Q: Our company has several employees who are working from home during the pandemic. They primarily perform data entry tasks, along with some administrative support duties.
Because they're working remotely, we don’t keep track of their hours. The company has agreed to simply pay them a weekly salary with a requirement that they accomplish certain tasks, and we’ve designated them as exempt.
One of those employees claims we owe her for unpaid overtime, even though we never authorized her to work overtime. How do we prove that she's not entitled to this pay?
A: Unfortunately, this may be an uphill battle for your company. The federal Fair Labor Standards Act and Connecticut’s wage and hour laws govern which employees are exempt from minimum wage and overtime rules.
An employer cannot simply designate its employees as such. In order to be exempt, an employee must pass the duties test and the salary test.
Exempt duties are divided into five basic categories, often known as “white collar” exemptions:
- An administrator performs non-manual office tasks that involve the use of discretion and independent judgment that directly relate to managing the company.
- An executive manages a company or department, directs the work of at least three other employees, and has the authority to hire and fire.

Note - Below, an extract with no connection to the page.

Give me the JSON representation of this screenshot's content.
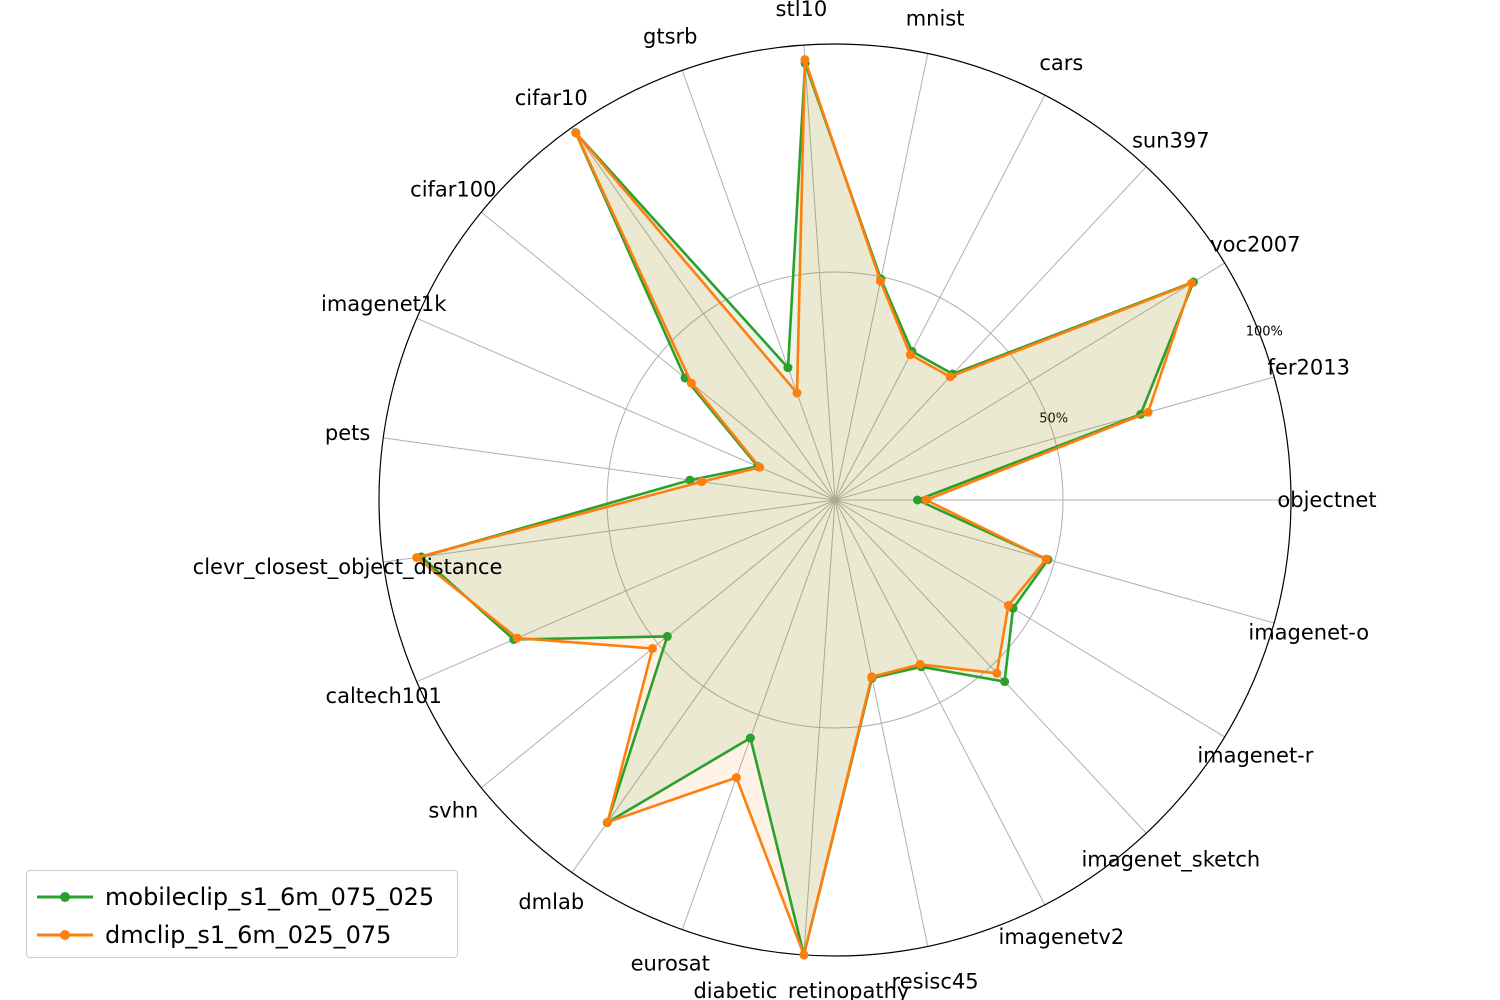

- A professional employee may be exempt if he is either a “learned professional” whose primary work requires advanced knowledge, such as a lawyer, doctor, or engineer, or a “creative professional” whose primary work requires invention or imagination, such as an actor, musician, or painter.
- An employee with an outside sales exemption is someone who makes sales while regularly engaged away from the employer’s place of business.

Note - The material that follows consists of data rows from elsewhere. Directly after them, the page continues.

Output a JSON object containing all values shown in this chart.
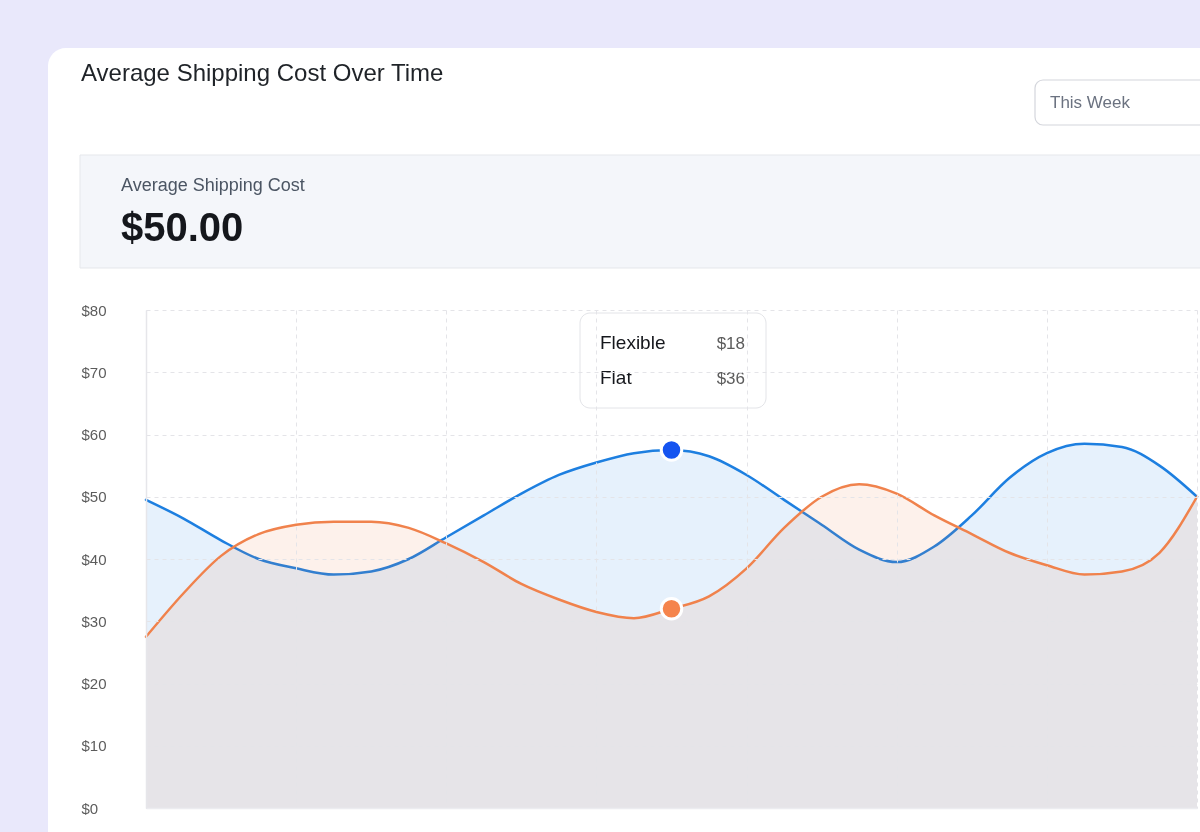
{
  "chart_data": {
    "type": "area",
    "title": "Average Shipping Cost Over Time",
    "annotations": [
      "This Week",
      "Average Shipping Cost",
      "$50.00",
      "Flexible",
      "$18",
      "Flat",
      "$36"
    ],
    "categories": [
      null,
      null,
      null,
      null,
      null,
      null,
      null,
      null,
      null,
      null,
      null,
      null,
      null,
      null,
      null,
      null,
      null,
      null,
      null,
      null,
      null,
      null,
      null,
      null,
      null,
      null,
      null,
      null,
      null
    ],
    "series": [
      {
        "color": "#1d7fe0",
        "values": [
          49.5,
          46.5,
          43,
          40,
          38.5,
          37.5,
          38,
          40,
          43.5,
          47,
          50.5,
          53.5,
          55.5,
          57,
          57.5,
          56.5,
          53.5,
          49.5,
          45.5,
          41.5,
          39.5,
          42,
          47,
          53,
          57,
          58.5,
          58,
          55,
          50
        ]
      },
      {
        "color": "#f0824c",
        "values": [
          27.5,
          34.5,
          40.5,
          44,
          45.5,
          46,
          46,
          45,
          42.5,
          39.5,
          36,
          33.5,
          31.5,
          30.5,
          32,
          34,
          38.5,
          45,
          50,
          52,
          50.5,
          47,
          44,
          41,
          39,
          37.5,
          38,
          41,
          50
        ]
      },
      {
        "type": "scatter",
        "marker": "circle",
        "color": "#1554f0",
        "values": [
          null,
          null,
          null,
          null,
          null,
          null,
          null,
          null,
          null,
          null,
          null,
          null,
          null,
          null,
          57.5,
          null,
          null,
          null,
          null,
          null,
          null,
          null,
          null,
          null,
          null,
          null,
          null,
          null,
          null
        ]
      },
      {
        "type": "scatter",
        "marker": "circle",
        "color": "#f5844c",
        "values": [
          null,
          null,
          null,
          null,
          null,
          null,
          null,
          null,
          null,
          null,
          null,
          null,
          null,
          null,
          32,
          null,
          null,
          null,
          null,
          null,
          null,
          null,
          null,
          null,
          null,
          null,
          null,
          null,
          null
        ]
      }
    ],
    "ylim": [
      0,
      80
    ],
    "yticks": [
      {
        "value": 0,
        "label": "$0"
      },
      {
        "value": 10,
        "label": "$10"
      },
      {
        "value": 20,
        "label": "$20"
      },
      {
        "value": 30,
        "label": "$30"
      },
      {
        "value": 40,
        "label": "$40"
      },
      {
        "value": 50,
        "label": "$50"
      },
      {
        "value": 60,
        "label": "$60"
      },
      {
        "value": 70,
        "label": "$70"
      },
      {
        "value": 80,
        "label": "$80"
      }
    ],
    "grid": true,
    "tick_labels": "y"
  }
}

- A computer employee’s tasks involve systems analysis or computer program design and development.
An employee must fall into one of these five categories to be exempt.
However, this does not end the inquiry.
With the exception of the sales group, exempt employees must also meet the salary test.

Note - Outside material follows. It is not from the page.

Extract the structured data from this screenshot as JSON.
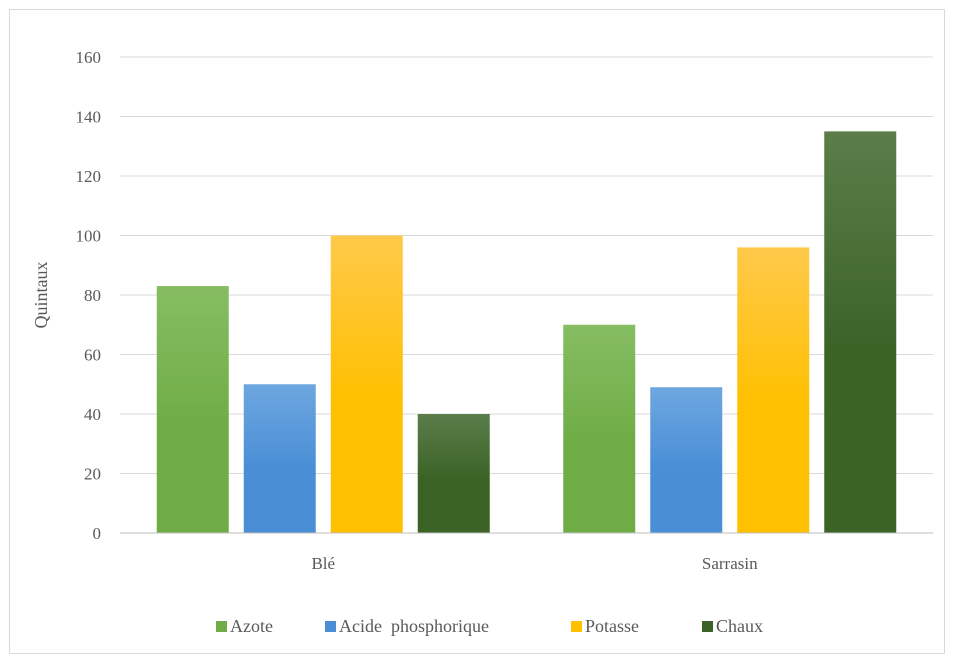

This means the employee earns a predetermined amount each pay period, at the minimum rate of $475 per week, regardless of the number of days or hours worked.
Based on this, the remote employees in this case do not meet the exemption requirements.
The fact that they’re paid on a salary basis—even if they earn the required minimum—does not mean that they’re exempt.
If they’re doing data entry and administrative tasks with no management responsibilities, they don’t meet the requirements of either an administrator, an executive, a professional, a sales, or a computer employee.
As non-exempt employees, they must be paid at least minimum wage and overtime.
So what does this mean for your company?
It means you need to keep time records for these non-exempt employees—whether remote or not—so that you can prove what hours they worked, and for what hours they were paid.
The company’s failure to maintain time records creates a presumption that the employee’s version is correct.
In other words, you must somehow disprove—without records—that the employee worked overtime.
Thus, the uphill battle. It does not matter that the company never authorized the overtime—only that the employee says she worked it.
So, going forward, carefully evaluate each employee’s duties and pay structure, make an informed decision regarding their exemption, and keep time records for non-exempt employees, regardless of their remote or in-person status.